13. There are many ways to pursue sustainable development strategies that contribute to mitigation of climate change. A few examples are presented below:-
(a) Adoption of cost-effective energy-efficient technologies in electricity generation, transmission distribution, and end-use can reduce costs and local pollution in addition to reduction of greenhouse gas emissions.
(b) Shift to renewables, some of which are already cost effective, can enhance sustainable energy supply, can reduce local pollution and greenhouse gas emissions.
(c) Adoption of forest conservation, reforestation, afforestation and sustainable forest management practices can contribute to conservation of biodiversity, watershed protection, rural employment generation, increased incomes to forest dwellers and carbon sink enhancement.
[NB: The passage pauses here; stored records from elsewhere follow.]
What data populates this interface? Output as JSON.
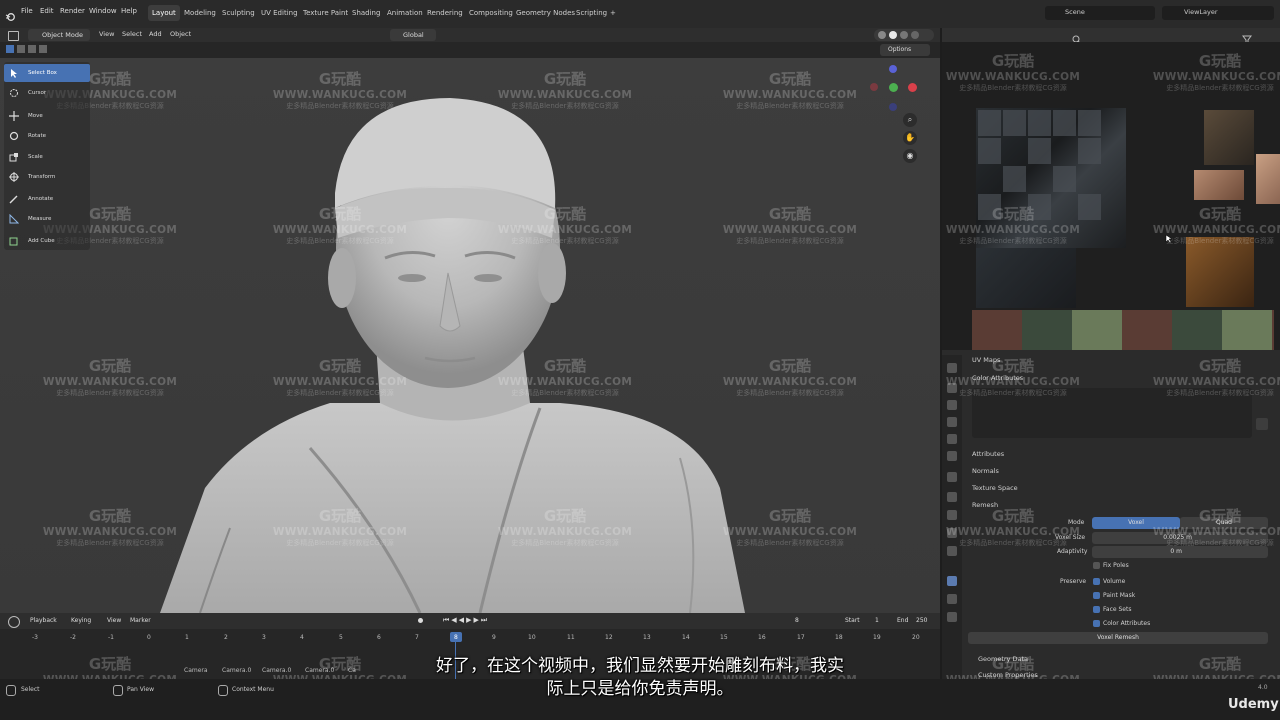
{
  "topbar": {
    "menus": [
      "File",
      "Edit",
      "Render",
      "Window",
      "Help"
    ],
    "workspaces": [
      "Layout",
      "Modeling",
      "Sculpting",
      "UV Editing",
      "Texture Paint",
      "Shading",
      "Animation",
      "Rendering",
      "Compositing",
      "Geometry Nodes",
      "Scripting"
    ],
    "active_workspace": "Layout",
    "add_tab": "+",
    "scene_label": "Scene",
    "view_layer_label": "ViewLayer"
  },
  "viewport_header": {
    "mode": "Object Mode",
    "menus": [
      "View",
      "Select",
      "Add",
      "Object"
    ],
    "orientation": "Global",
    "options": "Options"
  },
  "toolbar": {
    "tools": [
      {
        "label": "Select Box",
        "icon": "select-box-icon"
      },
      {
        "label": "Cursor",
        "icon": "cursor-icon"
      },
      {
        "label": "Move",
        "icon": "move-icon"
      },
      {
        "label": "Rotate",
        "icon": "rotate-icon"
      },
      {
        "label": "Scale",
        "icon": "scale-icon"
      },
      {
        "label": "Transform",
        "icon": "transform-icon"
      },
      {
        "label": "Annotate",
        "icon": "annotate-icon"
      },
      {
        "label": "Measure",
        "icon": "measure-icon"
      },
      {
        "label": "Add Cube",
        "icon": "add-cube-icon"
      }
    ]
  },
  "properties": {
    "uv_maps": "UV Maps",
    "color_attributes": "Color Attributes",
    "sections": [
      "Attributes",
      "Normals",
      "Texture Space"
    ],
    "remesh": "Remesh",
    "mode_label": "Mode",
    "mode_active": "Voxel",
    "mode_other": "Quad",
    "voxel_size_label": "Voxel Size",
    "voxel_size_value": "0.0025 m",
    "adaptivity_label": "Adaptivity",
    "adaptivity_value": "0 m",
    "fix_poles": "Fix Poles",
    "preserve_label": "Preserve",
    "preserve_items": [
      "Volume",
      "Paint Mask",
      "Face Sets",
      "Color Attributes"
    ],
    "voxel_remesh_button": "Voxel Remesh",
    "geometry_data": "Geometry Data",
    "custom_properties": "Custom Properties"
  },
  "timeline": {
    "menus": [
      "Playback",
      "Keying",
      "View",
      "Marker"
    ],
    "current_frame": "8",
    "start_label": "Start",
    "start_value": "1",
    "end_label": "End",
    "end_value": "250",
    "ticks": [
      "-3",
      "-2",
      "-1",
      "0",
      "1",
      "2",
      "3",
      "4",
      "5",
      "6",
      "7",
      "8",
      "9",
      "10",
      "11",
      "12",
      "13",
      "14",
      "15",
      "16",
      "17",
      "18",
      "19",
      "20"
    ],
    "markers": [
      "Camera",
      "Camera.0",
      "Camera.0",
      "Camera.0",
      "Ca"
    ]
  },
  "statusbar": {
    "select": "Select",
    "pan_view": "Pan View",
    "context_menu": "Context Menu",
    "version": "4.0",
    "brand": "Udemy"
  },
  "subtitle": {
    "line1": "好了，在这个视频中，我们显然要开始雕刻布料，我实",
    "line2": "际上只是给你免责声明。"
  },
  "watermark": {
    "logo": "G玩酷",
    "url": "WWW.WANKUCG.COM",
    "tagline": "史多精品Blender素材教程CG资源"
  },
  "colors": {
    "accent": "#4772b3",
    "viewport_bg": "#3d3d3d",
    "panel_bg": "#2b2b2b"
  }
}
(d) Efficient, fast and reliable public transport systems such as metro-railways can reduce urban congestion, local pollution and greenhouse gas emissions.
(e) Adoption of participatory approach to forest management, rural energy, irrigation water management and rural development in general can promote sustained development activities and ensure long-term greenhouse gas emission reduction or carbon sink enhancement.
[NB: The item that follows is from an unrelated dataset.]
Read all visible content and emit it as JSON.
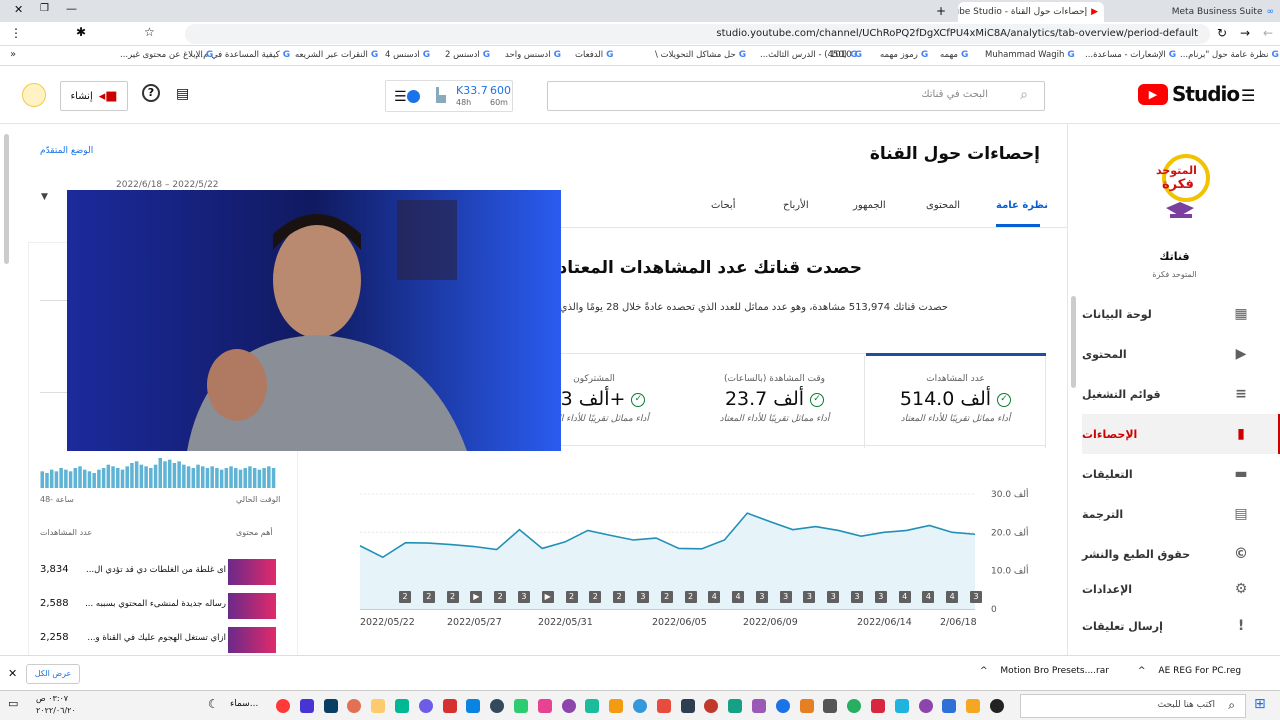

(f) Rational energy pricing based on long-run-marginal cost principle can level the playing field for renewable, increase the spread of energy-efficient and renewable energy technologies, and the economic viability of utility companies, ultimately leading to greenhouse gas emission reduction.
Steps taken bv India
14. India has a very comprehensive framework of legal and institutional mechanisms in the region to respond to the tremendous challenges to the environment it is facing, owing to population growth, poverty and illiteracy augmented by urbanization and industrial development. India is one of the leading developing country in so far as having incorporated into its Constitution the specific provisions for environmental protection. Article 48A of the Constitution of India provides that ‘the State shall endeavour to protect and improve the environment and to safeguard the forests and wild life of the country’. Similarly, Article 51A (g) makes it obligatory for every citizen of India, ‘to protect and improve the natural environment including forests, lakes, rivers and wild life, and to have compassion for living creatures.’
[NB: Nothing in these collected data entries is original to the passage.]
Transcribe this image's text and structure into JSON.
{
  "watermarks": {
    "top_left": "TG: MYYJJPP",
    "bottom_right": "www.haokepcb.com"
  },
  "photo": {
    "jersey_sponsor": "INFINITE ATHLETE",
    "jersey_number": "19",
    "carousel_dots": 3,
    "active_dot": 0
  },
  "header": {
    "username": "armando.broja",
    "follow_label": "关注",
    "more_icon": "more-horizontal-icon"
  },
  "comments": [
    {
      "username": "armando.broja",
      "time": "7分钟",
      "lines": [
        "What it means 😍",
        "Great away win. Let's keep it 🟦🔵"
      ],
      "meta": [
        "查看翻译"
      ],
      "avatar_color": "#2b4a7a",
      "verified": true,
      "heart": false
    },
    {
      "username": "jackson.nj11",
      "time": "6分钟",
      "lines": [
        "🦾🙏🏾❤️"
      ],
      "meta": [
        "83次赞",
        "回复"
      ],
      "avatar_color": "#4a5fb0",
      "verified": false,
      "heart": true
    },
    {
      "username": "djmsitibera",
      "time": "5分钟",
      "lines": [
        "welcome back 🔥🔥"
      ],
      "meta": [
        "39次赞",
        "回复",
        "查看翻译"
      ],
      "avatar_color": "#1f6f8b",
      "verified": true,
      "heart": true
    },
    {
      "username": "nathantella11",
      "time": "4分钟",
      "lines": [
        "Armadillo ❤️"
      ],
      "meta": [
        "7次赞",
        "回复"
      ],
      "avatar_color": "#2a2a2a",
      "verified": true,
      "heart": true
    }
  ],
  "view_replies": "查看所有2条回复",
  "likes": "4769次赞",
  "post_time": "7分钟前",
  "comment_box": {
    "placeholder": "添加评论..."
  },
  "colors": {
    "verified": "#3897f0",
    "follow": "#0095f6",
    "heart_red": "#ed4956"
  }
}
15. Despite the fact that India’s contributions to greenhouse gas emissions are very small, the Government of India has taken many measures to improve the situation in this regard. India has initiated several climate-friendly measures, particularly in the area of renewable energy. It has one of the most active renewable energy programmes besides having a dedicated Ministry for non-conventional energy sources. India had adopted the National Environment Policy 2006, and has also taken many other measures and policy initiatives.
Abatement of Pollution
16. There is a policy for abatement of pollution, which provides multi-pronged strategies in the form of regulations, agreements, fiscal incentives and other measures. Seventeen categories of heavily polluting industries have been identified They are refineries, pulp and paper, petrochemicals, pesticides, tanneries, basic drugs and Pharmaceuticals, dye and dye intermediates, caustic soda, zinc smelter, copper smelter and aluminum smelter.